New research has shed light on how known genetic risk factors can contribute to Crohn’s disease and treatment response, opening the door to new treatment approaches. Crohn’s disease is a form of inflammatory bowel disease in which the digestive tract is marked by lesions of damaging inflammation. It can start at any age, causing lifelong episodes of cramping, diarrhea, and malnutrition. Medications that block a major component of the inflammatory response called tumor necrosis factor (TNF) are effective for many people, but in some cases the disease does not respond to these drugs. Among the scores of genetic variations that have been linked to a higher risk for developing Crohn’s disease, changes in a gene called NOD2 that impair its function have been found to be a major risk factor. Exactly how these NOD2 genetic variations could contribute to Crohn’s disease has been unclear, however, which has been a major roadblock for developing new therapies.

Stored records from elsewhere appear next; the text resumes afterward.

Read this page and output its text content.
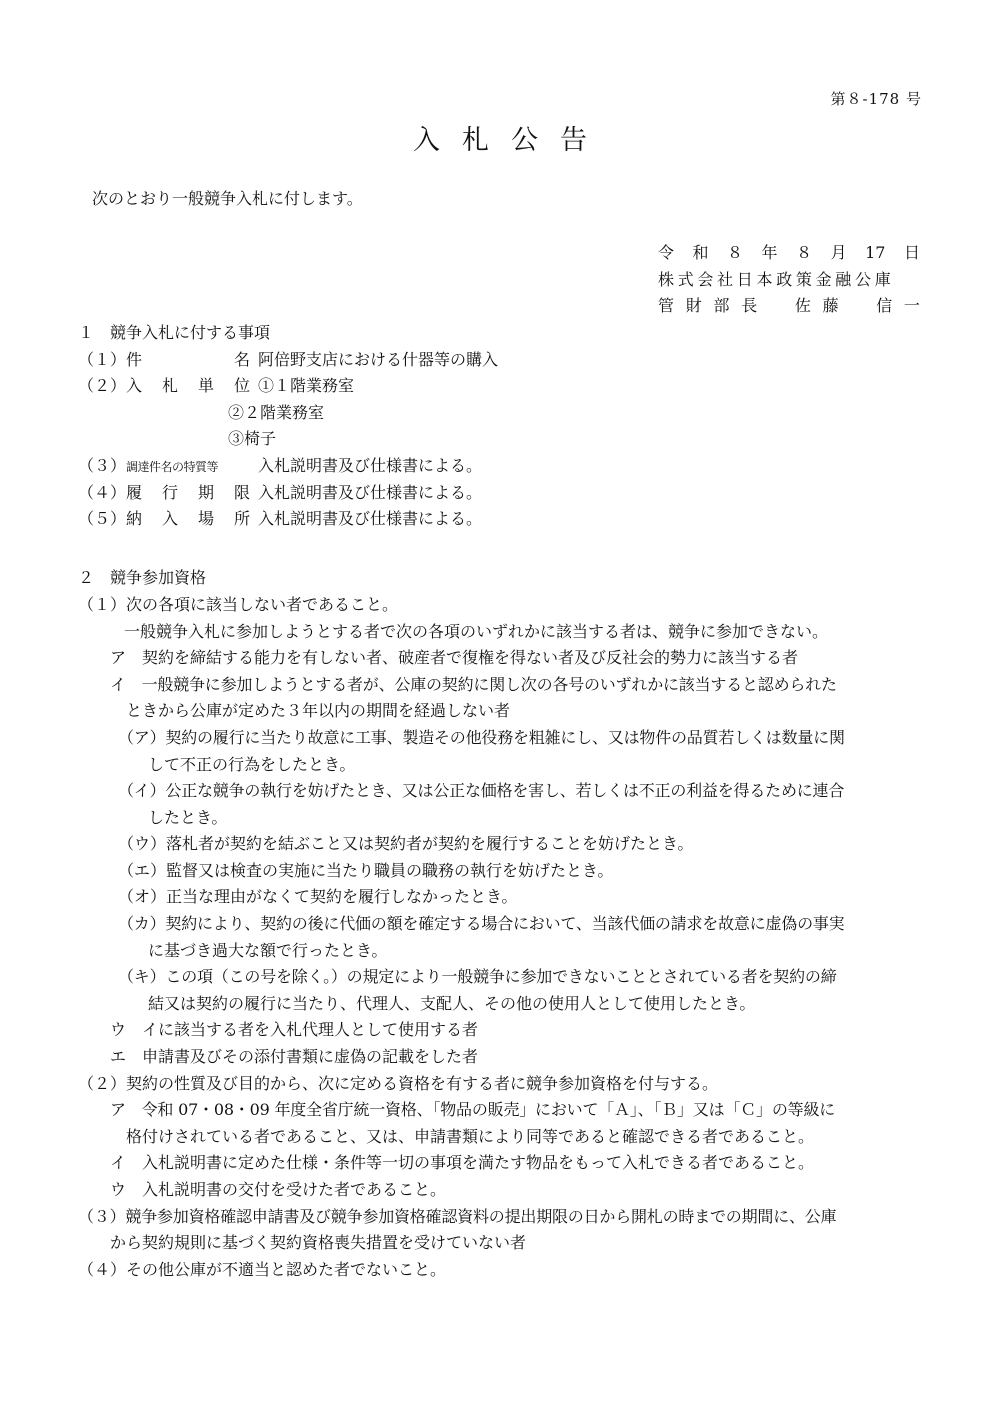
第８-178 号
入札公告
次のとおり一般競争入札に付します。
令 和 ８ 年 ８ 月 17 日
株式会社日本政策金融公庫
管 財 部 長 佐 藤 信 一
１　競争入札に付する事項
（１） 件	名 阿倍野支店における什器等の購入
（２） 入 札 単 位 ①１階業務室
②２階業務室
③椅子
（３）調達件名の特質等 入札説明書及び仕様書による。
（４） 履 行 期 限 入札説明書及び仕様書による。
（５） 納 入 場 所 入札説明書及び仕様書による。
２　競争参加資格
（１）次の各項に該当しない者であること。
一般競争入札に参加しようとする者で次の各項のいずれかに該当する者は、競争に参加できない。
ア　契約を締結する能力を有しない者、破産者で復権を得ない者及び反社会的勢力に該当する者
イ　一般競争に参加しようとする者が、公庫の契約に関し次の各号のいずれかに該当すると認められた
ときから公庫が定めた３年以内の期間を経過しない者
（ア）契約の履行に当たり故意に工事、製造その他役務を粗雑にし、又は物件の品質若しくは数量に関
して不正の行為をしたとき。
（イ）公正な競争の執行を妨げたとき、又は公正な価格を害し、若しくは不正の利益を得るために連合
したとき。
（ウ）落札者が契約を結ぶこと又は契約者が契約を履行することを妨げたとき。
（エ）監督又は検査の実施に当たり職員の職務の執行を妨げたとき。
（オ）正当な理由がなくて契約を履行しなかったとき。
（カ）契約により、契約の後に代価の額を確定する場合において、当該代価の請求を故意に虚偽の事実
に基づき過大な額で行ったとき。
（キ）この項（この号を除く。）の規定により一般競争に参加できないこととされている者を契約の締
結又は契約の履行に当たり、代理人、支配人、その他の使用人として使用したとき。
ウ　イに該当する者を入札代理人として使用する者
エ　申請書及びその添付書類に虚偽の記載をした者
（２）契約の性質及び目的から、次に定める資格を有する者に競争参加資格を付与する。
ア　令和 07・08・09 年度全省庁統一資格、「物品の販売」において「Ａ」、「Ｂ」又は「Ｃ」の等級に
格付けされている者であること、又は、申請書類により同等であると確認できる者であること。
イ　入札説明書に定めた仕様・条件等一切の事項を満たす物品をもって入札できる者であること。
ウ　入札説明書の交付を受けた者であること。
（３）競争参加資格確認申請書及び競争参加資格確認資料の提出期限の日から開札の時までの期間に、公庫
から契約規則に基づく契約資格喪失措置を受けていない者
（４）その他公庫が不適当と認めた者でないこと。
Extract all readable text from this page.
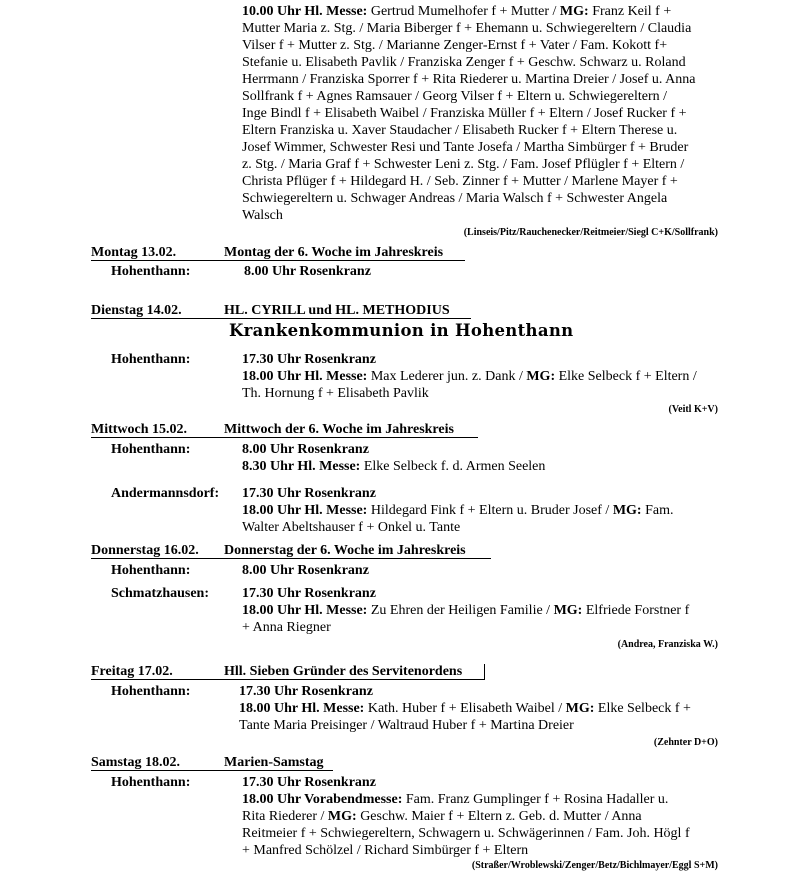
10.00 Uhr Hl. Messe: Gertrud Mumelhofer f + Mutter / MG: Franz Keil f +
Mutter Maria z. Stg. / Maria Biberger f + Ehemann u. Schwiegereltern / Claudia
Vilser f + Mutter z. Stg. / Marianne Zenger-Ernst f + Vater / Fam. Kokott f+
Stefanie u. Elisabeth Pavlik / Franziska Zenger f + Geschw. Schwarz u. Roland
Herrmann / Franziska Sporrer f + Rita Riederer u. Martina Dreier / Josef u. Anna
Sollfrank f + Agnes Ramsauer / Georg Vilser f + Eltern u. Schwiegereltern /
Inge Bindl f + Elisabeth Waibel / Franziska Müller f + Eltern / Josef Rucker f +
Eltern Franziska u. Xaver Staudacher / Elisabeth Rucker f + Eltern Therese u.
Josef Wimmer, Schwester Resi und Tante Josefa / Martha Simbürger f + Bruder
z. Stg. / Maria Graf f + Schwester Leni z. Stg. / Fam. Josef Pflügler f + Eltern /
Christa Pflüger f + Hildegard H. / Seb. Zinner f + Mutter / Marlene Mayer f +
Schwiegereltern u. Schwager Andreas / Maria Walsch f + Schwester Angela
Walsch
(Linseis/Pitz/Rauchenecker/Reitmeier/Siegl C+K/Sollfrank)
Montag 13.02.	Montag der 6. Woche im Jahreskreis
Hohenthann:	8.00 Uhr Rosenkranz
Dienstag 14.02.	HL. CYRILL und HL. METHODIUS
Krankenkommunion in Hohenthann
Hohenthann:	17.30 Uhr Rosenkranz
18.00 Uhr Hl. Messe: Max Lederer jun. z. Dank / MG: Elke Selbeck f + Eltern /
Th. Hornung f + Elisabeth Pavlik
(Veitl K+V)
Mittwoch 15.02.	Mittwoch der 6. Woche im Jahreskreis
Hohenthann:	8.00 Uhr Rosenkranz
8.30 Uhr Hl. Messe: Elke Selbeck f. d. Armen Seelen
Andermannsdorf: 17.30 Uhr Rosenkranz
18.00 Uhr Hl. Messe: Hildegard Fink f + Eltern u. Bruder Josef / MG: Fam.
Walter Abeltshauser f + Onkel u. Tante
Donnerstag 16.02. Donnerstag der 6. Woche im Jahreskreis
Hohenthann:	8.00 Uhr Rosenkranz
Schmatzhausen: 17.30 Uhr Rosenkranz
18.00 Uhr Hl. Messe: Zu Ehren der Heiligen Familie / MG: Elfriede Forstner f
+ Anna Riegner
(Andrea, Franziska W.)
Freitag 17.02.	Hll. Sieben Gründer des Servitenordens
Hohenthann:	17.30 Uhr Rosenkranz
18.00 Uhr Hl. Messe: Kath. Huber f + Elisabeth Waibel / MG: Elke Selbeck f +
Tante Maria Preisinger / Waltraud Huber f + Martina Dreier
(Zehnter D+O)
Samstag 18.02.	Marien-Samstag
Hohenthann:	17.30 Uhr Rosenkranz
18.00 Uhr Vorabendmesse: Fam. Franz Gumplinger f + Rosina Hadaller u.
Rita Riederer / MG: Geschw. Maier f + Eltern z. Geb. d. Mutter / Anna
Reitmeier f + Schwiegereltern, Schwagern u. Schwägerinnen / Fam. Joh. Högl f
+ Manfred Schölzel / Richard Simbürger f + Eltern
(Straßer/Wroblewski/Zenger/Betz/Bichlmayer/Eggl S+M)
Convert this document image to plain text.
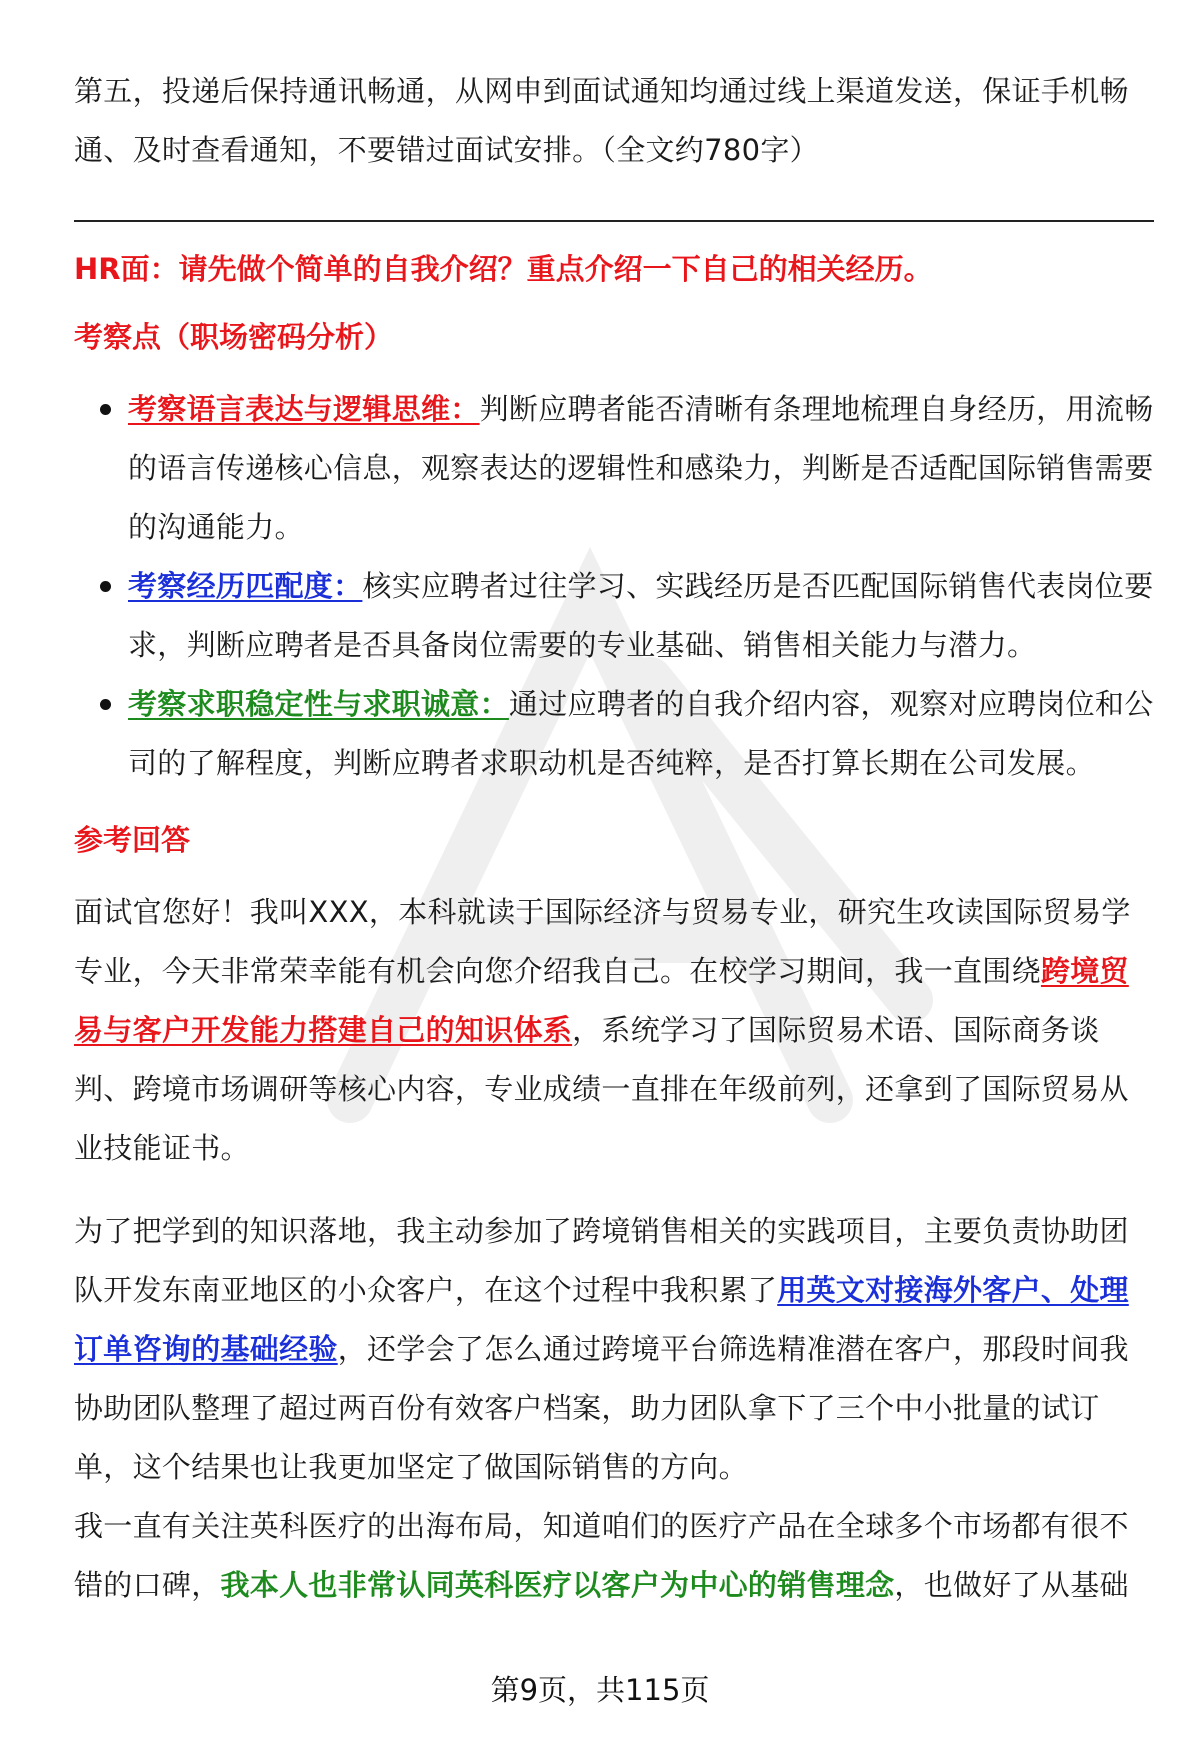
第五，投递后保持通讯畅通，从网申到面试通知均通过线上渠道发送，保证手机畅通、及时查看通知，不要错过面试安排。（全文约780字）

HR面：请先做个简单的自我介绍？重点介绍一下自己的相关经历。
考察点（职场密码分析）
考察语言表达与逻辑思维：判断应聘者能否清晰有条理地梳理自身经历，用流畅的语言传递核心信息，观察表达的逻辑性和感染力，判断是否适配国际销售需要的沟通能力。
考察经历匹配度：核实应聘者过往学习、实践经历是否匹配国际销售代表岗位要求，判断应聘者是否具备岗位需要的专业基础、销售相关能力与潜力。
考察求职稳定性与求职诚意：通过应聘者的自我介绍内容，观察对应聘岗位和公司的了解程度，判断应聘者求职动机是否纯粹，是否打算长期在公司发展。
参考回答

面试官您好！我叫XXX，本科就读于国际经济与贸易专业，研究生攻读国际贸易学专业，今天非常荣幸能有机会向您介绍我自己。在校学习期间，我一直围绕跨境贸易与客户开发能力搭建自己的知识体系，系统学习了国际贸易术语、国际商务谈判、跨境市场调研等核心内容，专业成绩一直排在年级前列，还拿到了国际贸易从业技能证书。

为了把学到的知识落地，我主动参加了跨境销售相关的实践项目，主要负责协助团队开发东南亚地区的小众客户，在这个过程中我积累了用英文对接海外客户、处理订单咨询的基础经验，还学会了怎么通过跨境平台筛选精准潜在客户，那段时间我协助团队整理了超过两百份有效客户档案，助力团队拿下了三个中小批量的试订单，这个结果也让我更加坚定了做国际销售的方向。

我一直有关注英科医疗的出海布局，知道咱们的医疗产品在全球多个市场都有很不错的口碑，我本人也非常认同英科医疗以客户为中心的销售理念，也做好了从基础

第9页，共115页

Researchers set out to answer this question by analyzing intestinal samples from a well-characterized group of male and female children with Crohn’s disease. They found that genetic variations inhibiting NOD2 function were linked to changes in fibroblasts (cells that make up connective tissue) and immune cells in Crohn’s disease lesions. Specifically, these cell types showed signs that they were “activated” and producing factors involved in inflammation. Importantly, activated immune cells and fibroblasts have also been found in lesions from people with refractory Crohn’s disease that is resistant to anti-TNF therapy, suggesting that these activated cells provide an additional route to inflammation that is independent of TNF-mediated inflammation. Using cultured cells and a zebrafish model that effectively mimics human Crohn’s disease, the researchers identified a protein known as gp130 that plays a critical role in activating these cells when NOD2 is impaired. Data from women and men with Crohn’s disease that did not respond well to anti-TNF therapy showed high levels of intestinal proteins in the cellular pathway used by gp130. Additionally, the researchers found that treating zebrafish or cultured cells with a gp130-blocking drug inhibits activation of inflammatory cells. More research is needed to determine if blocking gp130 will similarly reduce cellular activation in human intestinal lesions. However, this study suggests that drugs targeting gp130, when used in conjunction with anti-TNF therapy, might be effective treatments for people with Crohn’s disease resulting from NOD2 risk variants.